This blog is modest: its only aim to record what I had for breakfast. And, sometimes, lunch. Occasionally, dinner too.

Friday, February 9, 2007

perfect foods

holding a freshly-toasted english muffin this morning, i roamed the breakfast line until i saw a vat of whipped banana butter. it was light but full of banana flavour, and surprisingly good. they certainly hadn't acidulated it enough to create an objectionable taste (bananas and acid don't go well together) but it hadn't turned brown. quite a feat. with a smear of apricot conserve, it came close to being a perfect food. a freshly-toasted muffin half is key.

at lunch, there was a beautiful lentil stew with puy lentils, wafer-thin slices of jerusalem artichoke, and roasted mushrooms. the jerusalem artichoke, as everyone knows, is actually the enlarged storage root of the sunflower, or girasol. they're a trendy but usually charmless starch, but today they supplied a soft crunch and starchiness that went beautifully with the lentils. sometimes the chefs put neat names on dishes and they decided to name this hearty, warming dish with a slightly musty flavour haleine du hiver, or breath of winter.

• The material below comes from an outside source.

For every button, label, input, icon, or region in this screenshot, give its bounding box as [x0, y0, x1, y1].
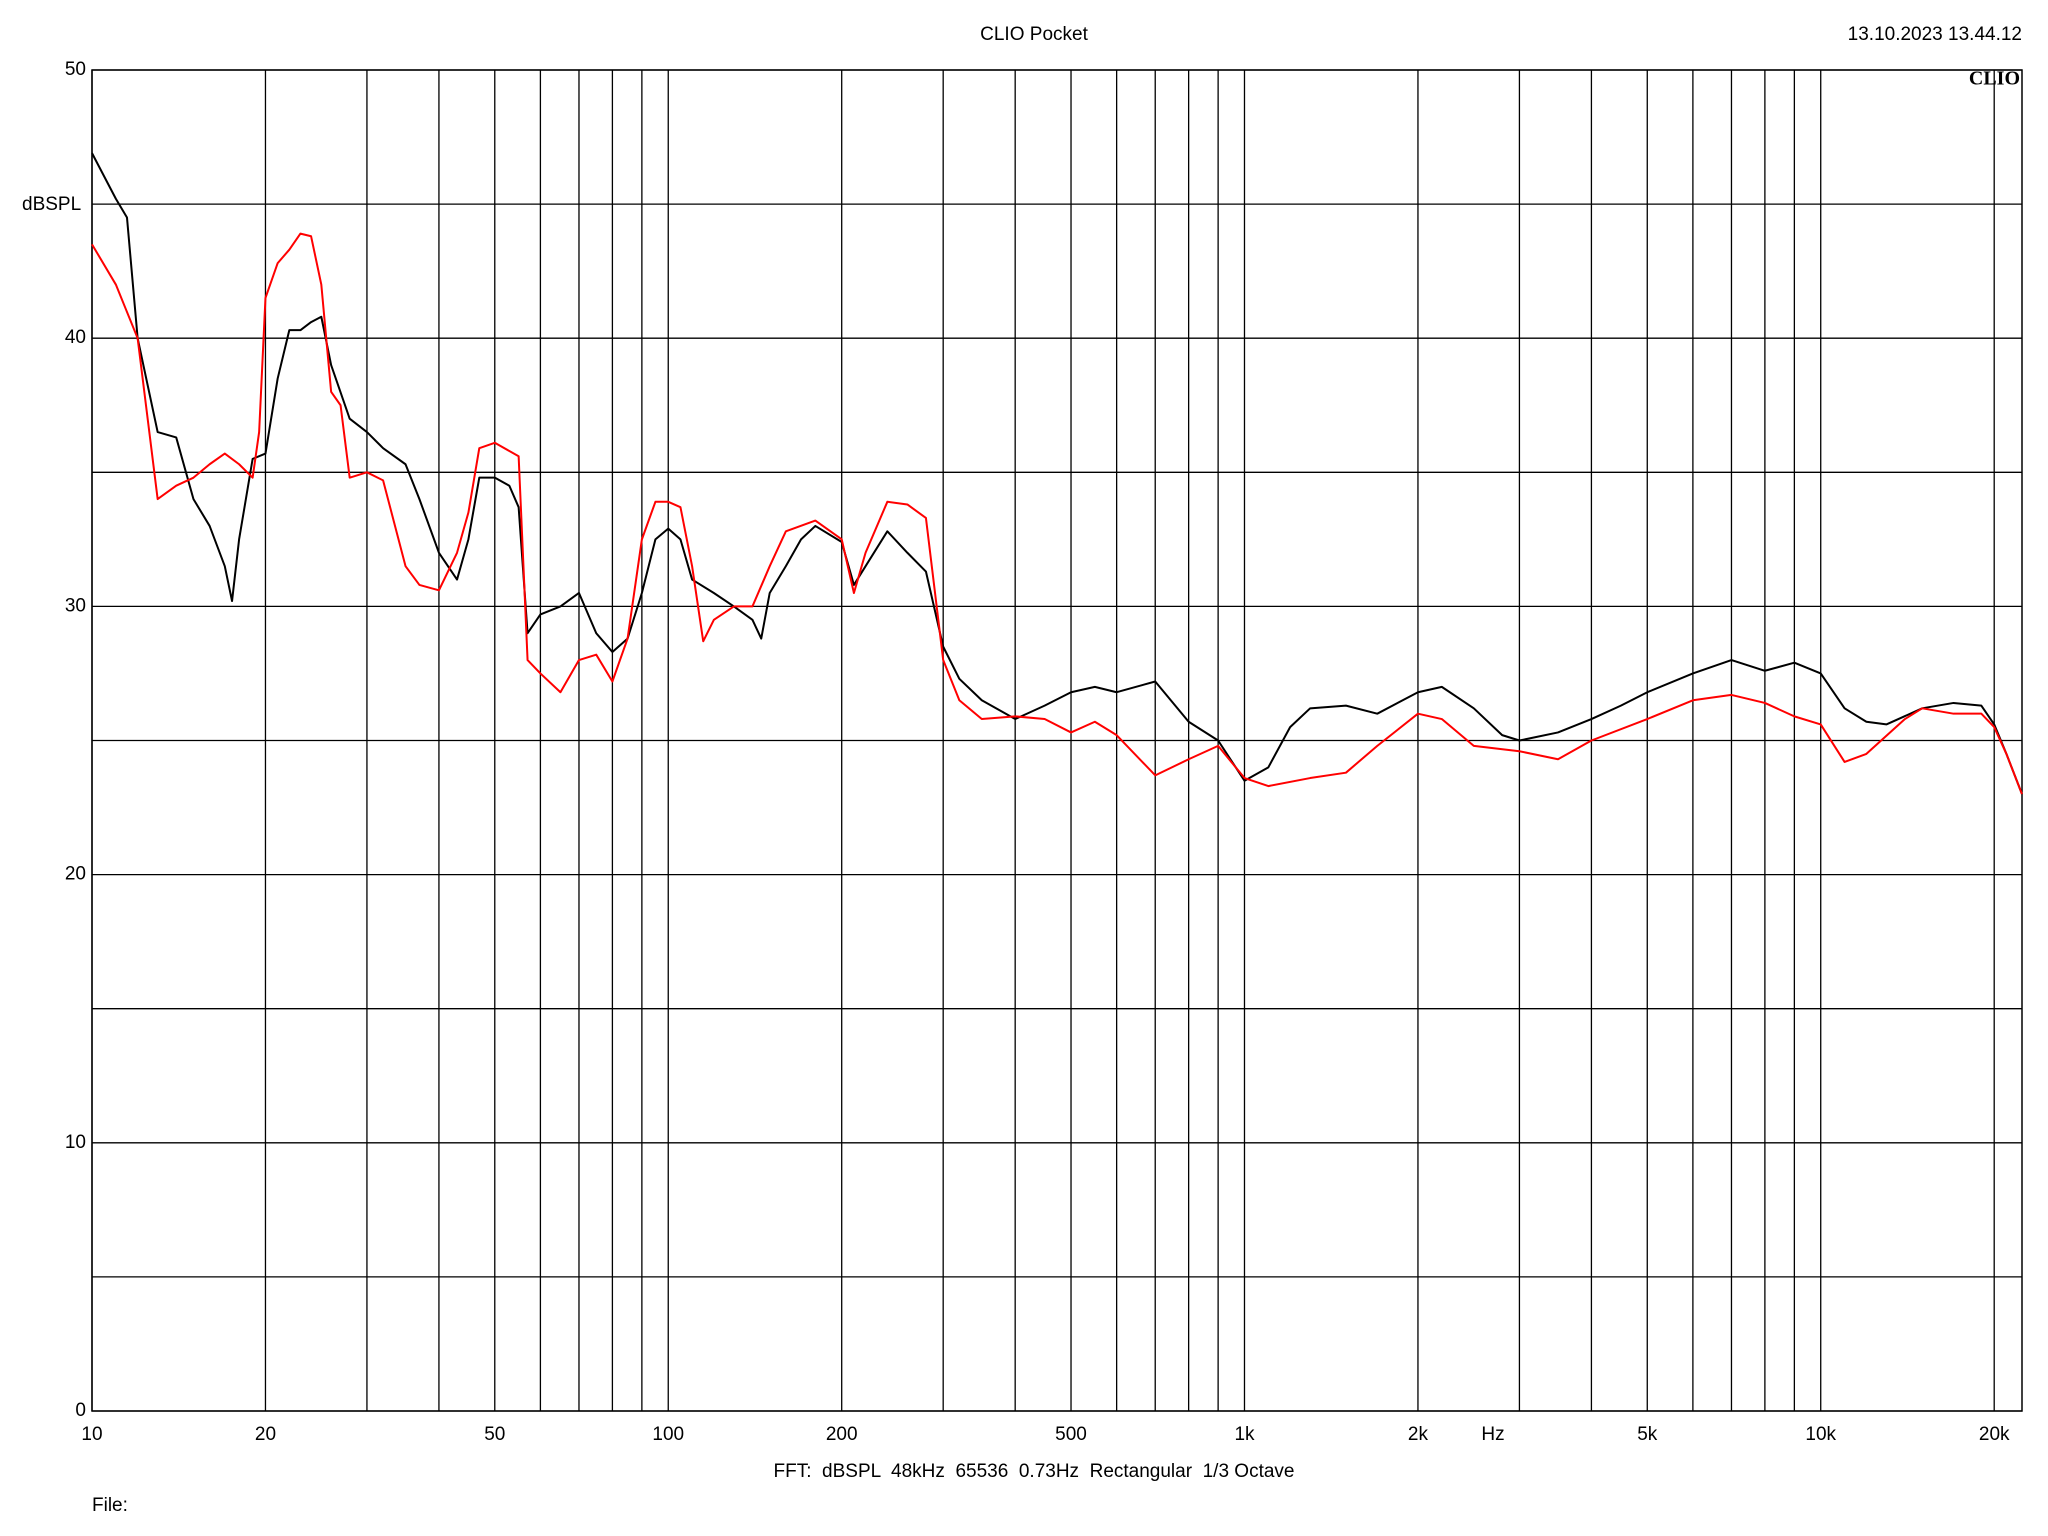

there were also beef cheeks supplied by the harris ranch beef company and braised to the point of collapse with guinness stout and the traditional vegetables. these beef cheeks were brilliant too, with a mellow, round flavour, and they were a startling shade of mauve; the onions, carrots, celery, and tomatoes had melted away into the gravy. the salad of frisee, gojiberries, and toasted hazelnuts, lightly dressed with a lavender-infused vinaigrette; that didn't hurt either.